Подбираю камешек и бросаю его в окно, но с моим отстойным прицелом промазываю. Выпитая водка с соком тоже не способствует меткости. Бросаю еще один, затем еще, и проклинаю того, кто решил построить это здание трехэтажным. Элис живет на втором, девятое окно слева. Я знаю, что она не спит — в ее комнате горит тусклый свет. Вот только на мои сообщения она не отвечает. Скорее всего, ее милая головка занята изучением биографии Александра Македонского или типа того. А может, она бесится из-за того, что я сказал ей успокоиться. Но мне нужна моя домашка, причем сегодня. Будет глупо, если ее сделает самая умная девчонка в универе, а я не принесу и получу низший балл.
Я замечаю в стене причудливо выступающие камни и пробую уцепиться за один. Кажется, крепкий. С помощью выступов и сточной трубы забираюсь по зданию к окну и уже собираюсь постучаться, но замираю. Взгляд падает в комнату, и у меня перехватывает дыхание.

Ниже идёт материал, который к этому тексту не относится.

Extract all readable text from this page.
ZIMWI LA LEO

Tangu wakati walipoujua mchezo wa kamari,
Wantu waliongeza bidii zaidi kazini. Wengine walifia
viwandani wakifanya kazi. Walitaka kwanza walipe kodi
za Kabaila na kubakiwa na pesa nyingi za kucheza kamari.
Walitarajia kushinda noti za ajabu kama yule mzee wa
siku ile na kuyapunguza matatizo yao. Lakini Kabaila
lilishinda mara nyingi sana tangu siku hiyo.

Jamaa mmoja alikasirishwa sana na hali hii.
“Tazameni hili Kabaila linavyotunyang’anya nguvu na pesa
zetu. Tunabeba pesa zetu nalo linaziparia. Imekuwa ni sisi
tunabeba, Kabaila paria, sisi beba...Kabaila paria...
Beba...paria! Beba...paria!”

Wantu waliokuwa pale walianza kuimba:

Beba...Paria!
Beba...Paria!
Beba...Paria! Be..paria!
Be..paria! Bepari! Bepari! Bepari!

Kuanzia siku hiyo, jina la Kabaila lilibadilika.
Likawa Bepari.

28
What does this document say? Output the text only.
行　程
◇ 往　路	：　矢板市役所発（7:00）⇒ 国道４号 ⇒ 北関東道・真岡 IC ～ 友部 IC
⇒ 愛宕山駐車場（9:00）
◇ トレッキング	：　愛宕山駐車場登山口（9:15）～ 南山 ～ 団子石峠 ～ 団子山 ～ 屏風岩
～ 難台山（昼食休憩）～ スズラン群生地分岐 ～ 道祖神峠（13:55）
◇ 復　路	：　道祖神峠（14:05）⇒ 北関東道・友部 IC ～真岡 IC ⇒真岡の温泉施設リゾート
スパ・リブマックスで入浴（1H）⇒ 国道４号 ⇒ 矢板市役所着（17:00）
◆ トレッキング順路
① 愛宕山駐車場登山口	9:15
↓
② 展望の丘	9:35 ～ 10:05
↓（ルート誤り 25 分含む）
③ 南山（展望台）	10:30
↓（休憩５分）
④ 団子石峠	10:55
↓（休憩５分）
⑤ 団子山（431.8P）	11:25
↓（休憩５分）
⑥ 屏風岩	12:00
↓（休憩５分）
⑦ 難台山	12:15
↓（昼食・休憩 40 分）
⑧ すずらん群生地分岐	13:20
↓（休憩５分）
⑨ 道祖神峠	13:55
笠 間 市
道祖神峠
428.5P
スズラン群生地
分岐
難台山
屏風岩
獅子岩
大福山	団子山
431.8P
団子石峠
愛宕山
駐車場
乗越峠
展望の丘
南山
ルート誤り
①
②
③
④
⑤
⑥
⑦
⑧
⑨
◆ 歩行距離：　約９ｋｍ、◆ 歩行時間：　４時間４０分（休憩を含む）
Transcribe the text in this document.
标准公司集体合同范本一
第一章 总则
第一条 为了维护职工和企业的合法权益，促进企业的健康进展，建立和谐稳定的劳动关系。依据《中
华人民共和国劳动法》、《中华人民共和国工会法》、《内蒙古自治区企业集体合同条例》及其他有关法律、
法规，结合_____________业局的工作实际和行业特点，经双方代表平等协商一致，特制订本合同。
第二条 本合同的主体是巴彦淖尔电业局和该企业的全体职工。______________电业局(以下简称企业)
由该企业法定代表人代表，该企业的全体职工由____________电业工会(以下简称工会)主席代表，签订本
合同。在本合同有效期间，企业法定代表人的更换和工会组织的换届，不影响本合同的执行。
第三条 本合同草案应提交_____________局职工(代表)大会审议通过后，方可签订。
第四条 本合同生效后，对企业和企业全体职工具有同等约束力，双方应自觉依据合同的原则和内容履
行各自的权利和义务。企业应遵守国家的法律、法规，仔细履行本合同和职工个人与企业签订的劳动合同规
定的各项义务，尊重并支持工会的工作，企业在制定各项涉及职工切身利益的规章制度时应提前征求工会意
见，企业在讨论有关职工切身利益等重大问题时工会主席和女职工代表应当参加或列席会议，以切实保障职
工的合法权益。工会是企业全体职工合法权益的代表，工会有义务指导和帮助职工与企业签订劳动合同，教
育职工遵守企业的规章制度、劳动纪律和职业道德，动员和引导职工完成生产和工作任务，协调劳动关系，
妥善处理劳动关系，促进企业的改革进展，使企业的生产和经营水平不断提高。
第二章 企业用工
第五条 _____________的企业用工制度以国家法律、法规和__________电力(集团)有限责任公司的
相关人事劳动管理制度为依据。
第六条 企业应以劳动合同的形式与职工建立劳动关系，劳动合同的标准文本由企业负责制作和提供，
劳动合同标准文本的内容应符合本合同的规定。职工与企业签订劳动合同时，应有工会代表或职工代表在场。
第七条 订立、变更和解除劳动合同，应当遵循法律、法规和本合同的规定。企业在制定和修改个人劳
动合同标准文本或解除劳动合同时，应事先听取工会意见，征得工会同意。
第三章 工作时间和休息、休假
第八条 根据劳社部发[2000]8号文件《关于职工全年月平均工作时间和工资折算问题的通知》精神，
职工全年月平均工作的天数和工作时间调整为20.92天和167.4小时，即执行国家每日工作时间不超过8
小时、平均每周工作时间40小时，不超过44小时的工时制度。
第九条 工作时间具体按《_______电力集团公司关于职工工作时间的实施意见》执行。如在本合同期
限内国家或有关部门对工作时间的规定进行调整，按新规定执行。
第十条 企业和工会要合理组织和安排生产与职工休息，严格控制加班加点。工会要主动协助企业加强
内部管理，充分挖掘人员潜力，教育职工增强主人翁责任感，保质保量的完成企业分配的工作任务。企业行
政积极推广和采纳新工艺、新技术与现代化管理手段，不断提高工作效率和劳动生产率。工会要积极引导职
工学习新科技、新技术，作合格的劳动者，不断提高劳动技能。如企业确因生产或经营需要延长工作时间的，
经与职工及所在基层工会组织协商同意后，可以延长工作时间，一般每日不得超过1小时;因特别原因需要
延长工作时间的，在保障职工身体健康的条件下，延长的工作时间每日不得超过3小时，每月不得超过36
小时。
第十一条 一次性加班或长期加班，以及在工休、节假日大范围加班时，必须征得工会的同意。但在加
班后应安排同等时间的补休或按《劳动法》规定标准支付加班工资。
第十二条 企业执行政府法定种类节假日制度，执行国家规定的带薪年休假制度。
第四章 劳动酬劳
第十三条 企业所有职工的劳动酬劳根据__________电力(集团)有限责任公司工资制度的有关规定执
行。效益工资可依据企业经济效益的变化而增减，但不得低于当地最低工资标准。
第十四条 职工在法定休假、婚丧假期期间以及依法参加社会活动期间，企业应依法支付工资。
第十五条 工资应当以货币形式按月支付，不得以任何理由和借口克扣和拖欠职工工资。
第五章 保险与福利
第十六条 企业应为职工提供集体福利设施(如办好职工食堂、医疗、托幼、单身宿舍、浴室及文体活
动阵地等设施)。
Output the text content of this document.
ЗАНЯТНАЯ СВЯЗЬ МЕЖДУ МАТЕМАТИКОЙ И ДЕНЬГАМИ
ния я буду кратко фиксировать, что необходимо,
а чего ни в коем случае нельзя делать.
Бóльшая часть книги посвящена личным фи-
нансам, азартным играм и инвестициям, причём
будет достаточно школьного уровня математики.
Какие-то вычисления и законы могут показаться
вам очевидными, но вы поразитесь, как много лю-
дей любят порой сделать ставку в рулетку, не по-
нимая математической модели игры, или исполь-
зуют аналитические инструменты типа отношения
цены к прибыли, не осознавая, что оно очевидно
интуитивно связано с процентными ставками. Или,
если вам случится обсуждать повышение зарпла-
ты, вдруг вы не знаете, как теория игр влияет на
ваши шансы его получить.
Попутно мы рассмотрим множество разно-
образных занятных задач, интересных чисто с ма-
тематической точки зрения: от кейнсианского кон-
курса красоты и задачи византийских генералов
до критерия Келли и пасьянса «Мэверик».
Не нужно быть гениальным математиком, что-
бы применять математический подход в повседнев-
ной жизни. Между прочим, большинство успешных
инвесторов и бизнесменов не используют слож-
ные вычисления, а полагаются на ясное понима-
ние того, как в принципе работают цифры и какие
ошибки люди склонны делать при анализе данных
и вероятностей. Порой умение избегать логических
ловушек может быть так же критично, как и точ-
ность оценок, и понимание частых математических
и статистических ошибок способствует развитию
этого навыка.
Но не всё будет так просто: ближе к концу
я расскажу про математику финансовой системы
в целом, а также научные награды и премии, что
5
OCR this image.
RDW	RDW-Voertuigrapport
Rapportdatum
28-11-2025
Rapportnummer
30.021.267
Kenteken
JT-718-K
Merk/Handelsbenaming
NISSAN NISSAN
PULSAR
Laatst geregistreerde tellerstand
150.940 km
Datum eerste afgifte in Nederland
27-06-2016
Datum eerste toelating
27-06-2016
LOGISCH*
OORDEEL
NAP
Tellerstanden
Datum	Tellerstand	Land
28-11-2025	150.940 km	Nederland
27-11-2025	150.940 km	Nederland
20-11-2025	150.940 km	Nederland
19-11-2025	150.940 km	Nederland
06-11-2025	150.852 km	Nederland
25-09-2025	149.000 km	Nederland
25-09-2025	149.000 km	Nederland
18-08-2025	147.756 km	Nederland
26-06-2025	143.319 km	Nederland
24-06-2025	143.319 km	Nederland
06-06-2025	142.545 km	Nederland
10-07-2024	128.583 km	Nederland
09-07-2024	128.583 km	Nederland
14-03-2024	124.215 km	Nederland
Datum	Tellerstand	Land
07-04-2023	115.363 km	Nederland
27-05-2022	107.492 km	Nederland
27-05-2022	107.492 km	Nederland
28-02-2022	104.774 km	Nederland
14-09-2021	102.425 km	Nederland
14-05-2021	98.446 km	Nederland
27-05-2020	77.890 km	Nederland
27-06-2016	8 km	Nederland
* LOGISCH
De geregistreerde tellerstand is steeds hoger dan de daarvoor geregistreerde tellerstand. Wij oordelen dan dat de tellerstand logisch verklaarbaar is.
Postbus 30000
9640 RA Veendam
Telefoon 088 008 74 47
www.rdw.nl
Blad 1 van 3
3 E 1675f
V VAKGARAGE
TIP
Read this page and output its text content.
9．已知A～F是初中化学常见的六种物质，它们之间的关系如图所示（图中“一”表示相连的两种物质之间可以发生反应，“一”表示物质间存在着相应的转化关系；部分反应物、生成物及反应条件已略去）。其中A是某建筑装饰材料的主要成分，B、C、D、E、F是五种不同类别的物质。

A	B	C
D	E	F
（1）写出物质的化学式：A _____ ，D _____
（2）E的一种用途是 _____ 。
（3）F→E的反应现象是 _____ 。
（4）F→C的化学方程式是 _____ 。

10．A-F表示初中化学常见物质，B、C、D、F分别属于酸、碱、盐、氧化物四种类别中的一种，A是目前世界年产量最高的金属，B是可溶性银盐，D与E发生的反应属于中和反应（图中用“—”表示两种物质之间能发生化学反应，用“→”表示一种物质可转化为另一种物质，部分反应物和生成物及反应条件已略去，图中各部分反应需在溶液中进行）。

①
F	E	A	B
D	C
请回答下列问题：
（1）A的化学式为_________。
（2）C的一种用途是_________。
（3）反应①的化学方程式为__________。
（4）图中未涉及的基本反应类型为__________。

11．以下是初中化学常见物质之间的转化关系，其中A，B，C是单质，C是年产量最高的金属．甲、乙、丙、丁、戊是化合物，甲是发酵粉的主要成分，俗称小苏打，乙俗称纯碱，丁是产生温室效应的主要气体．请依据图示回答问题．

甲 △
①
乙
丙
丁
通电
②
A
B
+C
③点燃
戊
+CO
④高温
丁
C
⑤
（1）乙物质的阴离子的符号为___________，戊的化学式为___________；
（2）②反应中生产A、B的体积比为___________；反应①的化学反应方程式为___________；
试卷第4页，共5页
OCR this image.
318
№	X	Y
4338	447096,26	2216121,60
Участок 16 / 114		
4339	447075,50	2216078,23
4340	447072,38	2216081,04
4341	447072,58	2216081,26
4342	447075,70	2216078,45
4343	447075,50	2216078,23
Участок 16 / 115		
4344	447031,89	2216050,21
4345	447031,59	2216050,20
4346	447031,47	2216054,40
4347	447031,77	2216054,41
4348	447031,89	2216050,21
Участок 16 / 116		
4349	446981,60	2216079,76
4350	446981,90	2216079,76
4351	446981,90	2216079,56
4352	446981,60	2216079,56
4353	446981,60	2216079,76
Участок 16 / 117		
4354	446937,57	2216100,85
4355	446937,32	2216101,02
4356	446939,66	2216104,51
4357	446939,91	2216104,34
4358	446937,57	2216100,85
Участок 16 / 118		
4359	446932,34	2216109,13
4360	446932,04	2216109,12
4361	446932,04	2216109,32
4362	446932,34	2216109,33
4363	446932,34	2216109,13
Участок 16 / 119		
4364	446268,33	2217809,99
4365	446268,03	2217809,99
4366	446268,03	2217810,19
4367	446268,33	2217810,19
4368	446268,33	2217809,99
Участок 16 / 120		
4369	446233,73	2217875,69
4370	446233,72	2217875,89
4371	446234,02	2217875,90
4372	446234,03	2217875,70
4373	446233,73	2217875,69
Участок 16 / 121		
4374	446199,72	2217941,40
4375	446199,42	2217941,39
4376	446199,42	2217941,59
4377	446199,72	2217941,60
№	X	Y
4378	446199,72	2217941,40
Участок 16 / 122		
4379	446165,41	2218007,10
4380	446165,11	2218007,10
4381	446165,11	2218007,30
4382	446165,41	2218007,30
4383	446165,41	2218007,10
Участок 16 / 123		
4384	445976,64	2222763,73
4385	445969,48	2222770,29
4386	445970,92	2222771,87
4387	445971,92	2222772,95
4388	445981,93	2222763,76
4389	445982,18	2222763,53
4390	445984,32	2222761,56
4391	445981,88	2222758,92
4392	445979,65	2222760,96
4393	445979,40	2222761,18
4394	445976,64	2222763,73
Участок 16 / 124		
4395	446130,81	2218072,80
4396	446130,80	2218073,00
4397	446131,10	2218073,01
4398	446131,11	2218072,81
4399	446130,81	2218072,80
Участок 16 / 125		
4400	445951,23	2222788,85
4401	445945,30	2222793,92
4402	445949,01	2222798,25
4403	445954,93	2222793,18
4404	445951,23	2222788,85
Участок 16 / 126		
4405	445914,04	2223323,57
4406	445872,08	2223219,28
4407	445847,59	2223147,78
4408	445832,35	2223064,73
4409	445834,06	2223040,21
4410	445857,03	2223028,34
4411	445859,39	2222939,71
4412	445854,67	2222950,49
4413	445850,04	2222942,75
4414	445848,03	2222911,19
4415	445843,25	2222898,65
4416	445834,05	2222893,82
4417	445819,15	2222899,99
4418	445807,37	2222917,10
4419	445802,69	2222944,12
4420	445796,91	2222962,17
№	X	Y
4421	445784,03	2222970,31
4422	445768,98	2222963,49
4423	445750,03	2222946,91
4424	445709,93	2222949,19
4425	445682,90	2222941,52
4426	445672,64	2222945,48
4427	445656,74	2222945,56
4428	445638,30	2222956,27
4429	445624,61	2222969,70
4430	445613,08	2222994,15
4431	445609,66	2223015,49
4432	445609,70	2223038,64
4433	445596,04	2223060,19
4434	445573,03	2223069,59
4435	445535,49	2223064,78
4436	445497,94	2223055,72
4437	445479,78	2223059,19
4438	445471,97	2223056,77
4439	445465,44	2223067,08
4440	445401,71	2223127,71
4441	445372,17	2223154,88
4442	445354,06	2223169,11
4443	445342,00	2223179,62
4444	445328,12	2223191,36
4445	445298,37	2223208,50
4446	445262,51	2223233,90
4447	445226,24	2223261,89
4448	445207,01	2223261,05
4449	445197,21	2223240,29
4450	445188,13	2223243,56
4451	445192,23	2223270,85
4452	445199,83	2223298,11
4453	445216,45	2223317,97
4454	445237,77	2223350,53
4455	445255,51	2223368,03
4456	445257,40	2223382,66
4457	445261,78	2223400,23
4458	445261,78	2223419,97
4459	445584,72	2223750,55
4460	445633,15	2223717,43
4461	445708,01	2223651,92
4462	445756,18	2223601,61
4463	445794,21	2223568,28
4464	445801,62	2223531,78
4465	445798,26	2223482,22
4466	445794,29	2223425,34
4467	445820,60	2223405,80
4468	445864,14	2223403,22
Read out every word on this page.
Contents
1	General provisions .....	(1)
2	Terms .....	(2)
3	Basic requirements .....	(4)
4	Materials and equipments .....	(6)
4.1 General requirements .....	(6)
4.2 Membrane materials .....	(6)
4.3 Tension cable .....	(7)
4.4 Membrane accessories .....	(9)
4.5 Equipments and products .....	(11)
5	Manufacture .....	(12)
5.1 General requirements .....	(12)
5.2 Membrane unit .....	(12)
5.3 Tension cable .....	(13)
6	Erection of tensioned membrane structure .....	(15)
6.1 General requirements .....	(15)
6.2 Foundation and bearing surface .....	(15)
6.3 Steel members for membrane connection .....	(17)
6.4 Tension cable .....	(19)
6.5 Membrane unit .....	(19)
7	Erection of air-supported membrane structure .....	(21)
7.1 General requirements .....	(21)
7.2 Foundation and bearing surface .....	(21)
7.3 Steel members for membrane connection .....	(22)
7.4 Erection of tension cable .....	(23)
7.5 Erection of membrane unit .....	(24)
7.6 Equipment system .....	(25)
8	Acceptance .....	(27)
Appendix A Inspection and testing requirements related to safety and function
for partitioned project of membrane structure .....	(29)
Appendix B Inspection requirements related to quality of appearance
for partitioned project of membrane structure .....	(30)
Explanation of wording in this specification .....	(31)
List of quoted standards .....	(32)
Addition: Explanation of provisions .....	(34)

Сквозь прозрачные занавески я вижу Элис на кровати: ее серая майка задрана, открывая грудь, а рука скользит в шортах. Золотистые волосы разметались по подушке — пару прядей прилипли к ее горящим щекам. Чувствую себя каким-то извращенцем, который подсматривает за девушками, но не могу отвести взгляд от ее обалденной груди и дрожащих бедер. Если бы меня сейчас убили, мой призрак наверняка бы продолжил пялиться до скончания времен, даже не поведя и бровью. И пленило меня не то, что Элис доставляет себе удовольствие, а то ее красота в этот момент. Без своего свирепого взгляда и очков, без строгого пучка на голове она до невозможности великолепна. Будто сошла с картины какого-то чувака из эпохи Ренессанса: молочная кожа, плавные изгибы, ангельская красота. Третий размер груди? Или четвертый? Да какая на хрен разница, они большие и идеально округлые, с такими милыми розовыми сосками, что мне едва не сносит крышу. Ее талия не тонкая, но все равно безупречна, чтобы обнять одной рукой. Губы слегка приоткрыты, а веки сомкнуты. Идиоты, с которыми она училась в школе, были не в своем уме, раз не обращали на нее внимания. Кто-нибудь отправьте Тео в психушку, потому что он самый настоящий безумец, если выбрал Грейс вместо нее. Ноги Элис — охрененно длинные и сильные — запутались в простынях, и я представляю их на своей спине, как они сжимают меня, словно оковы из слоновой кости, которые я бы никогда не попытался разорвать. Для неопытной девушки она очень хороша в самоудовлетворении — каждое движение руки приводит ее в неистовство.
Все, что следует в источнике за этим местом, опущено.